In Employment Tax, Trust Fund Penalty by Jason FreemanLeave a Comment

A federal district court in U.S. v. Agape Health Services  recently issued an order permanently enjoining a taxpayer and his business, Agape Health Services, LLC, from failing to make employment tax withholdings and payments.  The order, which extends to the business’s “representatives, agents, servants, employees, attorneys, successors in interest and assigns, and anyone in active concert or participation with them,” carries the threat of contempt and imprisonment for future failures to comply with the employment tax laws.  In other words, a failure to comply with the order could subject the noncompliant party to civil and criminal sanctions for contempt of court.

The Order was issued under 26 U.S.C. § 7402(a).  That statute provides federal district courts with “such jurisdiction to make and issue in civil actions, writs and orders of injunction … and such other orders and processes . . .  and decrees as [are] necessary or appropriate for the enforcement of the internal revenue laws.”  As referenced below, injunctive orders like this are becoming more common as the government ramps up its battle against individuals and businesses that are not complying with the employment tax laws.

The most relevant injunctive provisions of the recent Order are set forth below:

It is FURTHER ORDERED and ADJUDGED pursuant to 26 U.S.C. § 7402(a):

Alonzo Johnson (individually and doing business under any other name or using any other entity) and Agape Health Services, LLC, and their representatives, agents, servants, employees, attorneys, successors in interest and assigns, and anyone in active concert or participation with them, are prohibited from failing to withhold and pay over to the IRS all employment taxes, including federal income, FUTA, and FICA taxes, required by law;

(B.)  Alonzo Johnson and Agape Health Services, LLC, shall segregate and hold separate and apart from all other funds all monies withheld from employees or collected from others for taxes under any internal revenue laws of the United States and to deposit the monies so withheld and collected, as well as the employer’s share of FICA taxes, in an appropriate federal depository bank in accordance with the federal deposit regulations;

(C.)  Alonzo Johnson and Agape Health Services, LLC, shall deposit FUTA taxes in an appropriate federal depository bank each quarter in accordance with the federal deposit regulations;

(D.)  Alonzo Johnson and Agape Health Services, LLC, and any other individuals who are responsible for carrying out the duties established under paragraphs B. and C. above, shall, for a period of five years, sign and deliver affidavits, letters, or other correspondence signed under penalty of perjury pursuant to 28 U.S.C § 1746 to the Internal Revenue Service, 1835 Assembly Street, MDP 36, Columbia, South Carolina 29201 or to such other specific location as directed by the IRS, no later than the twentieth day of each month, stating that the requisite withheld income, FICA, and FUTA tax deposits were timely made;

(E.)  Alonzo Johnson and Agape Health Services, LLC, shall timely file all Form 941 and 940 tax returns with the IRS at 1835 Assembly Street, MDP 36, Columbia, South Carolina 29201, or to such other specific location as directed by the IRS;

(F.)  Alonzo Johnson and Agape Health Services, LLC, shall timely pay all required outstanding liabilities due on each tax return required to be filed;

(G.)  Alonzo Johnson and Agape Health Services, LLC, and their representatives, agents, servants, employees, attorneys, successors in interest and assigns, and anyone in active concert or participation with them, are prohibited from assigning any property or rights to property or making any disbursements before paying all required outstanding liabilities due on each tax return required to be filed going forward from the date of this Judgment and Permanent Injunction by Consent; and

(H.)  Alonzo Johnson shall notify the IRS in the future of any new company he may come to own, manage, or work for in the next five years.
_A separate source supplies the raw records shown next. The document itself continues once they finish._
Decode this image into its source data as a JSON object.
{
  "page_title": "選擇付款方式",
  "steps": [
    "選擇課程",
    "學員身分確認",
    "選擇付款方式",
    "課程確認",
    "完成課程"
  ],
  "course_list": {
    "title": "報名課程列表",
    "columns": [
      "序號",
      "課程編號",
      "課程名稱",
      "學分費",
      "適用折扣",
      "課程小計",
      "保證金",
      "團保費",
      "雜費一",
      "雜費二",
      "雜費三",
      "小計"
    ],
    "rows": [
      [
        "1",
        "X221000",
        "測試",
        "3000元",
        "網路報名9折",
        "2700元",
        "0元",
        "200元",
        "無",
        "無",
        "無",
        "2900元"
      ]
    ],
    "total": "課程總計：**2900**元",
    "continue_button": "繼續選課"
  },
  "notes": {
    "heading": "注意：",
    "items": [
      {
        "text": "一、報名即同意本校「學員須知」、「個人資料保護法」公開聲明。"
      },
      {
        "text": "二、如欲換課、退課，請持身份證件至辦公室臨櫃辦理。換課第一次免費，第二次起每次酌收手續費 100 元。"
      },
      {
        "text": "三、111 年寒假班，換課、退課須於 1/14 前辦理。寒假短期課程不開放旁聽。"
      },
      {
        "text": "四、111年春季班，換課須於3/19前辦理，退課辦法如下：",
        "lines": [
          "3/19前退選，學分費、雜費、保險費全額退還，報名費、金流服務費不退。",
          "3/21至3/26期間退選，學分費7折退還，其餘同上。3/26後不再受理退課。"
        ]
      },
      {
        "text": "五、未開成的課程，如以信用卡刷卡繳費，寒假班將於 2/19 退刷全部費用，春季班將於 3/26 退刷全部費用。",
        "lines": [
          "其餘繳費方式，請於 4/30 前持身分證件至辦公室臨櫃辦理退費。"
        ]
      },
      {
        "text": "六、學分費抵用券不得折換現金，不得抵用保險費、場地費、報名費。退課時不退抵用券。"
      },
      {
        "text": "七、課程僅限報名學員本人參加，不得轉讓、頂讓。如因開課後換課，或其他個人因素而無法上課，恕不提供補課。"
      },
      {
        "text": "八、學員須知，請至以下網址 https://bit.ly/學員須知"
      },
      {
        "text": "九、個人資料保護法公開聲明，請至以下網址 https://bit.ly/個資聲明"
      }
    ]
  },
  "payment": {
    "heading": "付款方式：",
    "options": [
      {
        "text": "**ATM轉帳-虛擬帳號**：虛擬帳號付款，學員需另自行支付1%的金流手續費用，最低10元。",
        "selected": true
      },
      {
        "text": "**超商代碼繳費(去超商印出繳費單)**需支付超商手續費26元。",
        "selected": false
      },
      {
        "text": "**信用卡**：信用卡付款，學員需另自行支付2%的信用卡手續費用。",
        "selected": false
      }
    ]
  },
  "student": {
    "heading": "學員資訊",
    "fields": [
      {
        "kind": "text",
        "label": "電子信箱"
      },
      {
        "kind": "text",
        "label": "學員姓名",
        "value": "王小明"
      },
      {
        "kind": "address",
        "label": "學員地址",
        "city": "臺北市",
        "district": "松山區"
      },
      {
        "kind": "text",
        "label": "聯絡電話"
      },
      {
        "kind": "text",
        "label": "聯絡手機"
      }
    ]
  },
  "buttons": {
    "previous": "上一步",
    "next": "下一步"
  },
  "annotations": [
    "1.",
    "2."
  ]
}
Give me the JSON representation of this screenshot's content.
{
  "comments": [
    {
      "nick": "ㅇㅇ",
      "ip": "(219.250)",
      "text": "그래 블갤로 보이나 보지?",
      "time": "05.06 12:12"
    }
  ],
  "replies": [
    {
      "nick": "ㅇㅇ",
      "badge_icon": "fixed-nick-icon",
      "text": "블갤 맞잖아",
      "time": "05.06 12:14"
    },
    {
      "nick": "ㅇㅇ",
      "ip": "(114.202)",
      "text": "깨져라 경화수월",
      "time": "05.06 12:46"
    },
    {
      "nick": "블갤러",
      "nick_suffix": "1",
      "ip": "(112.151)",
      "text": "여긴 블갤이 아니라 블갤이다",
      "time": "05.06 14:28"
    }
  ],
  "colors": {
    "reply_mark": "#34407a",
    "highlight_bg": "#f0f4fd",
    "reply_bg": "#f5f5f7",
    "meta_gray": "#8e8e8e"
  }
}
These provisions are serious, extensive, and detailed.  And as I’ve blogged about before, it appears that injunctive orders like this are becoming a more commonplace government weapon when it comes to employment tax enforcement.  See No Soup for You.  I’ve also blogged about the increasing enforcement focus on employment tax noncompliance.  See Employment Tax Enforcement is on the Rise, The Crime of Willfully Failing to Collect and Pay Over Tax, and Another Trust-Fund-Related Tax Indictment.